As described in its statues, “SESAME shall provide for collaboration in the Middle East and the Mediterranean Region with free access to all scientists of SESAME members in relevant areas of research, being also open to scientists from the whole world, in basic and applied research using synchrotron radiation or closely related topics.” The organization was brought together by researchers from CERN, the European Organization for Nuclear Research, to provide an environment promoting both scientific research and peace initiatives. Like CERN, it was developed under the auspices of the United Nations Educational, Scientific and Cultural Organization (UNESCO).

In an essay entitled “From dreams to beams: SESAME’s 30 year-long journey in science diplomacy,” Eliezer Rabinovici, the president of the CERN Council and twice-elected vice-president of the SESAME Council, reflected:

The story of SESAME started at CERN 30 years ago. One day in 1993, shortly after the signature of the Oslo Accords by Israel and the Palestine Liberation Organization, the late Sergio Fubini, an outstanding scientist and a close friend and collaborator, approached me in the corridor of the CERN theory group. He told me that now was the time to test what he called “your idealism,” referring to future joint Arab-Israeli scientific projects.

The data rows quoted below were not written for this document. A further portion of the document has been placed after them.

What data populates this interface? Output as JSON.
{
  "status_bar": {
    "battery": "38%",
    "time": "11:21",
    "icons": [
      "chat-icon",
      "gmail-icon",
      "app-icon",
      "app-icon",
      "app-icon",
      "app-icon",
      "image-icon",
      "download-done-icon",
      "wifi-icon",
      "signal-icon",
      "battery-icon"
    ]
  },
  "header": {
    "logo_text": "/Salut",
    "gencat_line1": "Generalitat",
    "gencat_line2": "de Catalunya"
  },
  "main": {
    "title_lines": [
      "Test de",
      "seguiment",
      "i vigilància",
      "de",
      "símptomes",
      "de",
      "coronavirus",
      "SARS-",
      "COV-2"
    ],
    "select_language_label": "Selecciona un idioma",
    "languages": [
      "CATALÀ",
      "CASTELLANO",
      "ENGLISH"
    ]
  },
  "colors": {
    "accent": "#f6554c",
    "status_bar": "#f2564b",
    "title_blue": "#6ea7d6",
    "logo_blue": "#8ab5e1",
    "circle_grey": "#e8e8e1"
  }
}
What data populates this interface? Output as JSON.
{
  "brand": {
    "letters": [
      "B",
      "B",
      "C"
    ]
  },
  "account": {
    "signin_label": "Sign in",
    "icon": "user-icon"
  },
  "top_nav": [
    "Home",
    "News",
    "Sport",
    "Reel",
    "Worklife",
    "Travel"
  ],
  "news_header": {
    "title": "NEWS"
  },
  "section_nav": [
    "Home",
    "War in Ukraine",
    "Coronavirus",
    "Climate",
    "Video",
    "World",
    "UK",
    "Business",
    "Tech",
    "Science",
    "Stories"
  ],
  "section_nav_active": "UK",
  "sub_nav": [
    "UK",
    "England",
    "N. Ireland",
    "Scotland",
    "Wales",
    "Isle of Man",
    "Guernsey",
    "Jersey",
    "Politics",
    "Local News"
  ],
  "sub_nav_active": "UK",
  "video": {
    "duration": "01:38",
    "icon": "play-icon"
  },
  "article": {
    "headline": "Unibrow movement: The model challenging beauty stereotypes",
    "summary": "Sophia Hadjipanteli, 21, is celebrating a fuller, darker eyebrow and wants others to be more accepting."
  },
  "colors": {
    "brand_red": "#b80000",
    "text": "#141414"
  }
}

CERN is a very appropriate venue for the inception of such a project. It was built after World War II to help heal Europe and European science in particular. Abdus Salam, as far back as the 1950s, identified the light source as a tool that could help thrust what were then considered “third-world” countries directly to the forefront of scientific research.

Randall compares the moment to English astronomer Arthur Eddington’s (1882-1944) proof of Einstein’s theory of light, set against the rising tensions of World War I. “Part of his goal as a British scientist,” Randall explained, “was to show that the theory of a German physicist could be correct.” The war interfered with dissemination of Einstein’s ideas and work, but a series of detailed primers made their way to Eddington’s desk through a network of Cambridge University friends. Eddington, a Quaker and conscientious objector to the war, believed that wartime resentments were affecting the progress of science. Opposing Newtonian theory—that space was static and gravity as a force acted through space but not on it, so light could only travel in straight lines—Einstein postulated that gravity is a force resulting from spacetime. Accordingly, he believed that the sun’s massive gravitational field would warp spacetime itself, bending light. Eddington agreed. One year after the armistice that ended World War I, Eddington announced his team’s research findings proving Einstein correct.

Thus an Englishman extolled the ideas of a German scientist, even as England and its allies endured the German onslaught.

In the fraught present, Randall similarly emphasizes the role of science as an equalizer and a uniting force—perhaps the most neutral force for breaking down barriers between conflicting ideologies or warring rivals to explore reality. Even as air strikes continue to raze parts of Gaza, scientists at SESAME, including both Israelis and Palestinians, together examine clues to the fundamental nature of the universe.

“Let me be clear, [SESAME] was founded not just for political missions,” Randall concludes. “I mean, there's just amazing science. And because these countries are working together, they can do this project that none of the countries individually on their own could have done.”

One might call the synchrotron, and the organization within which it operates, Milyunanochesco: a Spanish adjective meaning “thousand-and-one-nights-esque,” as also elaborated by the author Jorge Juis Borges in the essay "The Translators of The Thousand and One Nights." Like the sorceries within Galland’s classic tale, the SESAME synchrotron performs magic in its simultaneous pursuit of advanced experimental physics and human cooperation in face of political and military differences.